Need help with estimating required bandwidth for SAN array to SAN array replication over WAN

I have a long-term goal of setting up a DR site in a colo somewhere and part of that plan includes replicating some volumes of my EqualLogic SAN. I'm having a bit of a difficult time doing this because I don't know if my method is sound.

This post may be a bit lengthy for the sake of completeness.

Generally relevant information:

  1. I have one EqualLogic PS4000X (~4TB).
  2. The SAN Acts as shared storage for 2 ESXi hosts in vSphere 5 environment.
  3. I have 4 volumes of 500GB each. Volumes 1 and 2 contain my "tier 1" VMs. These will be the only volumes I plan to replicate.
  4. Currently have 3Mb/s connection with actual data bandwidth at ~2.8Mb/s because of our PRI(voice).

My method of measuring change in a volume:

I was told by a Dell rep that a way (perhaps not the best?) to estimate deltas in a volume is to measure the snapshot reserve space used over a period of time of a regular snapshot schedule.
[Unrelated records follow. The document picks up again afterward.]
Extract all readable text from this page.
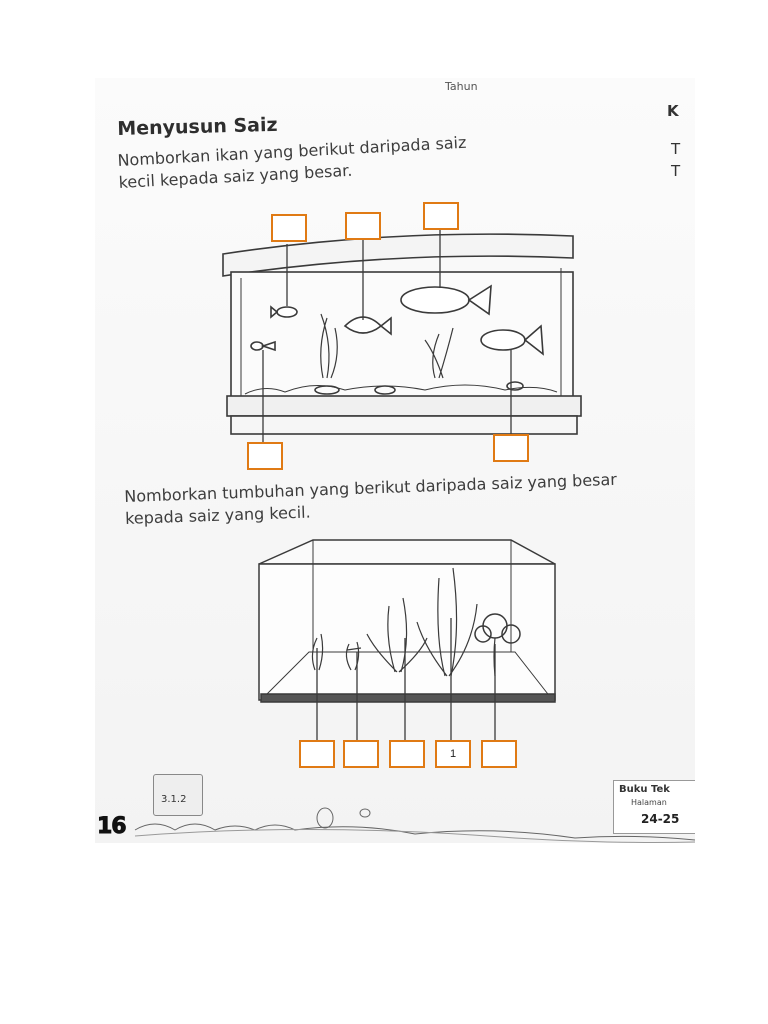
Tahun
K
T
T
Menyusun Saiz
Nomborkan ikan yang berikut daripada saiz kecil kepada saiz yang besar.
Nomborkan tumbuhan yang berikut daripada saiz yang besar kepada saiz yang kecil.
1
3.1.2
16
Buku Tek
Halaman
24-25
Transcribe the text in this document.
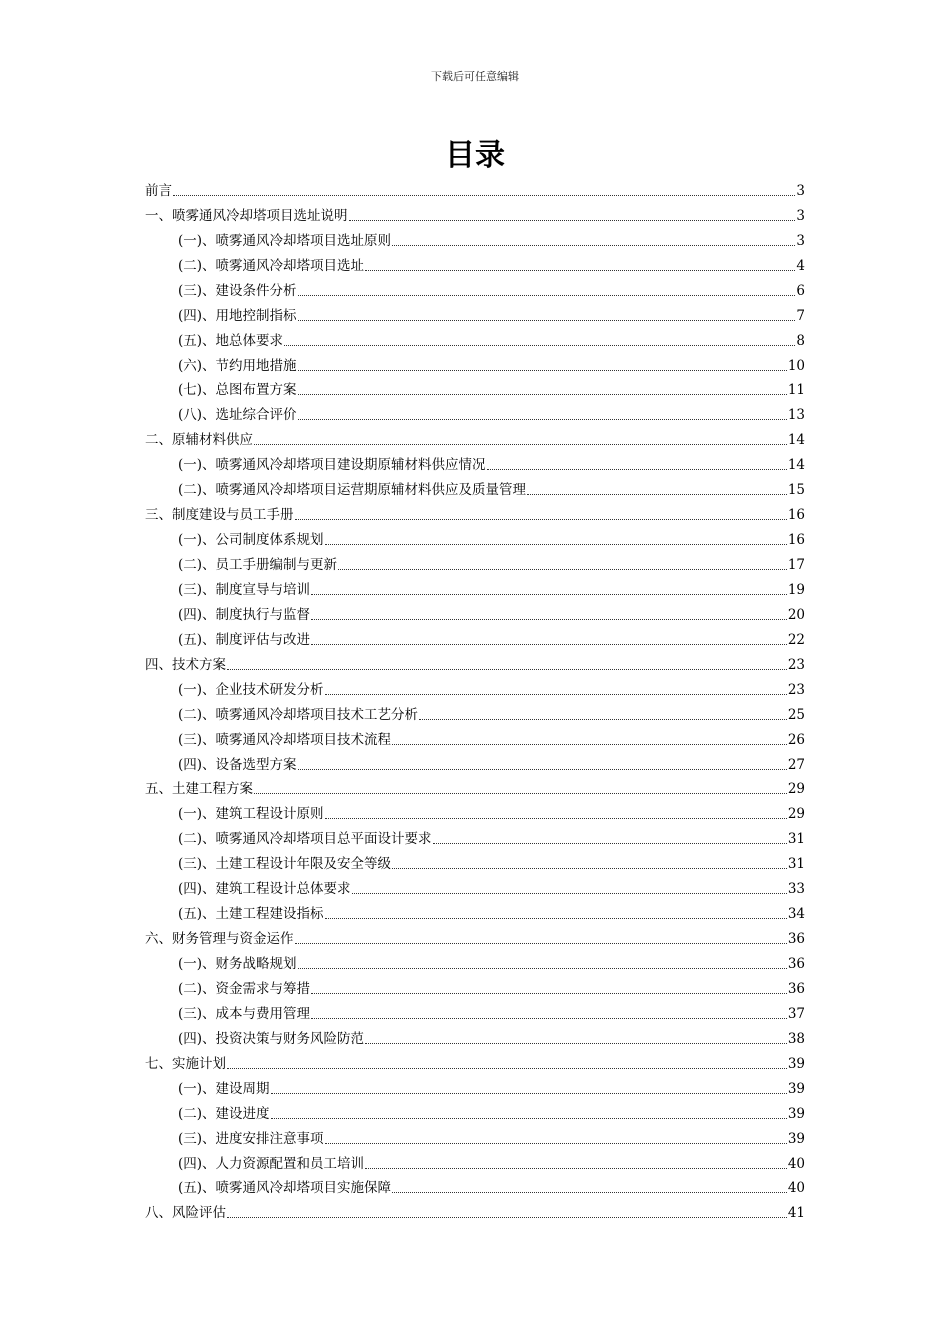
下载后可任意编辑
目录
前言	3
一、喷雾通风冷却塔项目选址说明	3
(一)、喷雾通风冷却塔项目选址原则	3
(二)、喷雾通风冷却塔项目选址	4
(三)、建设条件分析	6
(四)、用地控制指标	7
(五)、地总体要求	8
(六)、节约用地措施	10
(七)、总图布置方案	11
(八)、选址综合评价	13
二、原辅材料供应	14
(一)、喷雾通风冷却塔项目建设期原辅材料供应情况	14
(二)、喷雾通风冷却塔项目运营期原辅材料供应及质量管理	15
三、制度建设与员工手册	16
(一)、公司制度体系规划	16
(二)、员工手册编制与更新	17
(三)、制度宣导与培训	19
(四)、制度执行与监督	20
(五)、制度评估与改进	22
四、技术方案	23
(一)、企业技术研发分析	23
(二)、喷雾通风冷却塔项目技术工艺分析	25
(三)、喷雾通风冷却塔项目技术流程	26
(四)、设备选型方案	27
五、土建工程方案	29
(一)、建筑工程设计原则	29
(二)、喷雾通风冷却塔项目总平面设计要求	31
(三)、土建工程设计年限及安全等级	31
(四)、建筑工程设计总体要求	33
(五)、土建工程建设指标	34
六、财务管理与资金运作	36
(一)、财务战略规划	36
(二)、资金需求与筹措	36
(三)、成本与费用管理	37
(四)、投资决策与财务风险防范	38
七、实施计划	39
(一)、建设周期	39
(二)、建设进度	39
(三)、进度安排注意事项	39
(四)、人力资源配置和员工培训	40
(五)、喷雾通风冷却塔项目实施保障	40
八、风险评估	41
My first experiment with this was to create a schedule of 15 minutes between snapshots with a snapshot reserve of 500GB. I let this run overnight and until COB the following day. I don't recall the number of snapshots that could be held in 500GB but I ended up with an average of ~15GB per snapshot.

$average_snapshot_delta = $snapshot_reserve_used / $number_of_snapshots

I then changed the snapshot interval to 60 minutes which after a full 24 hours passing means a total of 13 snapshots in 500GB. This leaves me with ~37GB per hour (or ~9GB per 15 mins).

The problem:

These numbers are astronomical to me. With my bandwidth I can do a little over 1GB/hour with 100% utilization. Is block-level replication this expensive or am I doing something completely wrong?


Solution 1:

Your numbers boil down to 10.24 MB/s, which does seem a bit on the high side for pure write. But then, I don't know your workloads.
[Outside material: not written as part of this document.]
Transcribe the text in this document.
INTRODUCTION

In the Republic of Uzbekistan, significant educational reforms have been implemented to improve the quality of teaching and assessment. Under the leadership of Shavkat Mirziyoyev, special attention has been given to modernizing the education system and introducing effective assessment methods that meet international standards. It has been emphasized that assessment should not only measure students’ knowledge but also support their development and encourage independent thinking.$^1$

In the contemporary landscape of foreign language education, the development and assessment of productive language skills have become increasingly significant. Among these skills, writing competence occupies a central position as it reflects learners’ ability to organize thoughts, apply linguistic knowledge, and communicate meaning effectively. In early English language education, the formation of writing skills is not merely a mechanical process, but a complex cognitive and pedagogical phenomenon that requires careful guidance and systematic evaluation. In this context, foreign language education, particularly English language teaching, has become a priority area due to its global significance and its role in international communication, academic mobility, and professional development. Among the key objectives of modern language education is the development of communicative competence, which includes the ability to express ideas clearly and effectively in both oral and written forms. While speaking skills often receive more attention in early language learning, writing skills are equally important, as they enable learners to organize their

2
However, you have a bigger problem. The initial replication will be replicating 1TB of data over a 3MB/s straw.

1TB = 1024GB = 1,048,576 MB
2.8 MB/s replication speed
~4.33 days

During that time it'll be queueing up your net-change for when the initial sync finishes. And if you ever need to pull data from the remote array, it'll be 4.33 days until you're fully up and running (unless you have an out-of-band method of data-transfer, like a FedEx Overnight Shipping or a truck).

As for the difference in net-change between your 15 minute snapshots and the 60 minute snapshots, I believe the 60 minute snapshot is getting the benefit of a lot of write-combining. Or put another way, all of those writes to the filesystem journals are being coalesced in the longer snapshot in the way they aren't as much in the 15 minute snaps.

This is where sync mode really comes into its own. A 3MB/s pipe is woefully underprovisioned for synchronous replication. A batched asynchronous replication will gain some of the benefits of write-combining, and therefore lower total transfer, at the cost of losing some data in a disaster. Unfortunately, I'm not well versed enough in Equilogic to know what it's capable of

Solution 2:

This is the biggest con against equallogic in my opinion. Replication is based on snapshots and their snapshot technology is incredably ineffecient.

We run about 25 arrays in our environment and my 2-3 year goal is to replace them all with netapp. Based on what we see on our netapp cif filers and testing of nfs the replication bandwidth and snapshot space will be reduced by 80%. add to the the dedupe features of the netapp and it is much more efficient.

Make sure to put your windows page files and your vmware swap files on a non replicated volume.

Also - if you can afford it look at adding some riverbed wan optimizers. They will reduce the amount of data on your wan for repliation by 60% or so. It has saved us and we have minumum ds3 wan connections up to oc-3.

You also did not mention what you latency is. It is a critical component in replication calculations.